Pour obtenir des chaînes de polymères dans le laboratoire, les chimistes ont simulé une alternance de périodes sèches et humides. L'évaporation de la solution diluée a lancé le processus de polymérisation. Mais seulement une quantité restreinte des polymères formés a résisté à la période sèche. La plupart sont «morts». Le reste, avec de l’eau ajoutée, a poursuivi son cycle de synthèse. Ce phénomène a prouvé, selon le rapport, la présence de la sélection naturelle.

L’idée de Darwin soumise à quelques arrangements

Cependant, contrairement à la théorie de Darwin du «petit étang chaud», l’expérience comprenait des températures permanentes relativement basses, autour de ± 0,1°C.

«Il se peut que le processus de naissance de la vie se soit produit grâce à des températures basses pour pouvoir déclencher l'implication de composés relativement instables», expliquent les chimistes concernant leur choix.

Le développement ne s’est pas fait attendre. Les polymères «forts» ayant survécu à la sélection naturelle ont pris la forme d’une cellule contenant 20 atomes, sous l'œil du microscope des chimistes. Ces unités biologiques, après de longues transformations chimiques, pourraient devenir un jour des cellules à part entière, des structures constituées de millions d'atomes, atteste l’étude.

Les résultats confirmés par une autre équipe de chercheurs

Les mêmes résultats ont été démontrés par un groupe de physiciens de l’Université de Pennsylvanie dans leur modèle des cycles fermés d'hydratation/déshydratation publiée dans la revue Nature Communications. Ils ont simulé le modèle de l’étang qui se remplissait d’eau et se desséchait en permanence. Ils ont remarqué qu’au cours de ces changements, les polymères complexes, tels que l'ARN, se transformaient en protocellules.

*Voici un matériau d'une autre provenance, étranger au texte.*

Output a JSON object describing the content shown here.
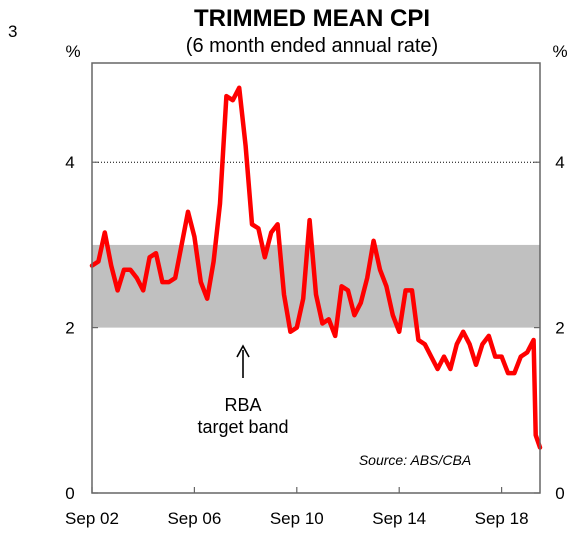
{
  "chart_data": {
    "type": "line",
    "page_number": "3",
    "title": "TRIMMED MEAN CPI",
    "subtitle": "(6 month ended annual rate)",
    "ylabel_left": "%",
    "ylabel_right": "%",
    "ylim": [
      0,
      5.2
    ],
    "y_ticks": [
      0,
      2,
      4
    ],
    "y_tick_labels": [
      "0",
      "2",
      "4"
    ],
    "x_ticks": [
      "Sep 02",
      "Sep 06",
      "Sep 10",
      "Sep 14",
      "Sep 18"
    ],
    "x_range": [
      "2002-09",
      "2020-03"
    ],
    "band": {
      "from": 2,
      "to": 3,
      "color": "#c0c0c0",
      "label_lines": [
        "RBA",
        "target band"
      ]
    },
    "reference_line": {
      "y": 4,
      "style": "dotted"
    },
    "source": "Source: ABS/CBA",
    "series": [
      {
        "color": "#ff0000",
        "points": [
          [
            "2002-09",
            2.75
          ],
          [
            "2002-12",
            2.8
          ],
          [
            "2003-03",
            3.15
          ],
          [
            "2003-06",
            2.75
          ],
          [
            "2003-09",
            2.45
          ],
          [
            "2003-12",
            2.7
          ],
          [
            "2004-03",
            2.7
          ],
          [
            "2004-06",
            2.6
          ],
          [
            "2004-09",
            2.45
          ],
          [
            "2004-12",
            2.85
          ],
          [
            "2005-03",
            2.9
          ],
          [
            "2005-06",
            2.55
          ],
          [
            "2005-09",
            2.55
          ],
          [
            "2005-12",
            2.6
          ],
          [
            "2006-03",
            3.0
          ],
          [
            "2006-06",
            3.4
          ],
          [
            "2006-09",
            3.1
          ],
          [
            "2006-12",
            2.55
          ],
          [
            "2007-03",
            2.35
          ],
          [
            "2007-06",
            2.8
          ],
          [
            "2007-09",
            3.5
          ],
          [
            "2007-12",
            4.8
          ],
          [
            "2008-03",
            4.75
          ],
          [
            "2008-06",
            4.9
          ],
          [
            "2008-09",
            4.2
          ],
          [
            "2008-12",
            3.25
          ],
          [
            "2009-03",
            3.2
          ],
          [
            "2009-06",
            2.85
          ],
          [
            "2009-09",
            3.15
          ],
          [
            "2009-12",
            3.25
          ],
          [
            "2010-03",
            2.4
          ],
          [
            "2010-06",
            1.95
          ],
          [
            "2010-09",
            2.0
          ],
          [
            "2010-12",
            2.35
          ],
          [
            "2011-03",
            3.3
          ],
          [
            "2011-06",
            2.4
          ],
          [
            "2011-09",
            2.05
          ],
          [
            "2011-12",
            2.1
          ],
          [
            "2012-03",
            1.9
          ],
          [
            "2012-06",
            2.5
          ],
          [
            "2012-09",
            2.45
          ],
          [
            "2012-12",
            2.15
          ],
          [
            "2013-03",
            2.3
          ],
          [
            "2013-06",
            2.6
          ],
          [
            "2013-09",
            3.05
          ],
          [
            "2013-12",
            2.7
          ],
          [
            "2014-03",
            2.5
          ],
          [
            "2014-06",
            2.15
          ],
          [
            "2014-09",
            1.95
          ],
          [
            "2014-12",
            2.45
          ],
          [
            "2015-03",
            2.45
          ],
          [
            "2015-06",
            1.85
          ],
          [
            "2015-09",
            1.8
          ],
          [
            "2015-12",
            1.65
          ],
          [
            "2016-03",
            1.5
          ],
          [
            "2016-06",
            1.65
          ],
          [
            "2016-09",
            1.5
          ],
          [
            "2016-12",
            1.8
          ],
          [
            "2017-03",
            1.95
          ],
          [
            "2017-06",
            1.8
          ],
          [
            "2017-09",
            1.55
          ],
          [
            "2017-12",
            1.8
          ],
          [
            "2018-03",
            1.9
          ],
          [
            "2018-06",
            1.65
          ],
          [
            "2018-09",
            1.65
          ],
          [
            "2018-12",
            1.45
          ],
          [
            "2019-03",
            1.45
          ],
          [
            "2019-06",
            1.65
          ],
          [
            "2019-09",
            1.7
          ],
          [
            "2019-12",
            1.85
          ],
          [
            "2020-01",
            0.7
          ],
          [
            "2020-03",
            0.55
          ]
        ]
      }
    ]
  }
}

Les cycles fermés d'hydratation/déshydratation qui propulsent un assemblage chimique de molécules, transformant, par exemple, les acides aminés et nucléotides en peptides et protéines, existent dans la nature, dans les systèmes naturels en milieux humides de la planète où les pluies et les sécheresses se succèdent.

En 2011, des biologistes de l'Université de Tokyo ont créé des analogues synthétiques de protocellules dans un laboratoire, mais à partir d'un ensemble de substances d’origine biologique.